Tuttavia, c’è una verità, che è emersa come un boato nell’inchiesta che ha travolto politici e burocrati di tutti i partiti, nonchè affaristi di vario calibro che certo non possono essere denominati imprenditori.
È un obbrobrio lessicale ed etico, infatti, la denominazione di imprenditore mafioso che tanti giornalisti superficiali affibbiano ai criminali. L’imprenditore, per sua natura, non può essere mafioso, perché nel mercato deve competere in modo corretto e non può ricorrere alla violenza da usare nei confronti dei propri competitori.
D’altra parte, il mafioso non può essere imprenditore, perché ottiene commesse per forniture, beni ed opere pubbliche in modo delinquenziale, coartando i terzi e corrompendo politici e burocrati. Dunque, o si è criminali o si è imprenditori.
Se a Roma la cancrena della corruzione ha colpito tanti gangli vitali, non è un caso. Nella Capitale d’Italia la pubblica amministrazione è dominante. Al suo interno il malaffare è diffuso, anche se la maggior parte dei dirigenti e dipendenti pubblici è onesta e corretta, ma ha il peccato originale della connivenza. Le persone perbene che vedono reati compiuti da propri colleghi hanno il dovere etico di denunziarli senza alcuna esitazione.
Non si capisce perché la Cisl, che ha la massima rappresentanza dei pubblici dipendenti, non ha detto una sola parola su questo tragico evento che sta arrecando disdoro su tutta l’Italia. Ma anche gli altri sindacati che rappresentano i pubblici dipendenti hanno il dovere morale di evidenziare l’imperativo di fare pulizia, di additare i corrotti e gli inefficienti e di emarginarli.
Lo stesso dovere etico grava sulla classe politica, nella quale vi sono tantissime persone oneste e corrette. Ma anch’esse, che normalmente sanno quello che accade, non muovono un dito e non dicono una parola sulle porcherie che fanno i loro colleghi.

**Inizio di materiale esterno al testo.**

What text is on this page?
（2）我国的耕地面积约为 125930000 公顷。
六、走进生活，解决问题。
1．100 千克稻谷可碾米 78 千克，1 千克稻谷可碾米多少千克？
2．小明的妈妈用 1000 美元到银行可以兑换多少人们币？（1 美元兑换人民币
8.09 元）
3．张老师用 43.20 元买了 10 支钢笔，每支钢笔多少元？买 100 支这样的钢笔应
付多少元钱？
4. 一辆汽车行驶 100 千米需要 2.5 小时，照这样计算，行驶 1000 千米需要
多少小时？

È proprio questa omertà e questo silenzio che contribuiscono alla diffusione della cancrena che è la corruzione.
Pensare che il sacco di Roma sia un fenomeno isolato è un modo per alimentare ulteriormente la diffusione della cancrena che, come è noto, non curata drasticamente, continua ad espandersi e a mordere tutte le parti del corpo sociale.
C’è una soluzione a questo pericolo, causa primaria dello stato di decomposizione economico sociale del Paese? Sì, c’è. Il Governo dovrebbe proporre, ed il Parlamento approvare, in trenta giorni, l’istituzione del Niai (Nucleo investigativo affari interni) in tutti gli enti pubblici ed in tutte le loro partecipate.
Uno dei primi provvedimenti del Governo Renzi è stata l’istituzione dell’Anac (Autorità nazionale anticorruzione) nominando al suo vertice il magistrato Raffaele Cantone. L’Anac ha assorbito la Civit (Commissione valutazione, trasparenza e integrità delle pa).
Pensare che l’Anac possa scoprire la corruzione che si trova in tutti gli enti pubblici italiani e nelle loro partecipate è illusorio. Ecco perché in ognuno di essi devono esserci gli anticorpi costituiti dal Niai.
Serve a poco il responsabile anticorruzione previsto dalla legge 190/12 perché si tratta di un funzionario interno che fa anche altre cose, mentre il Niai dovrebbe essere un nucleo di investigatori che, a sorpresa, controlli tutti i dipartimenti e tutti i settori di enti e società pubbliche andando a snidare le sacche di ineffcienza che sono la fonte della corruzione.
Infatti, molti pubblici dipendenti tengono i fascicoli sui tavoli in attesa che qualcuno glieli solleciti col pagamento di una mazzetta.
Occorre ribaltare subito quanto precede con dosi fortissime di adeguate medicine. Oppure avverrà il crollo.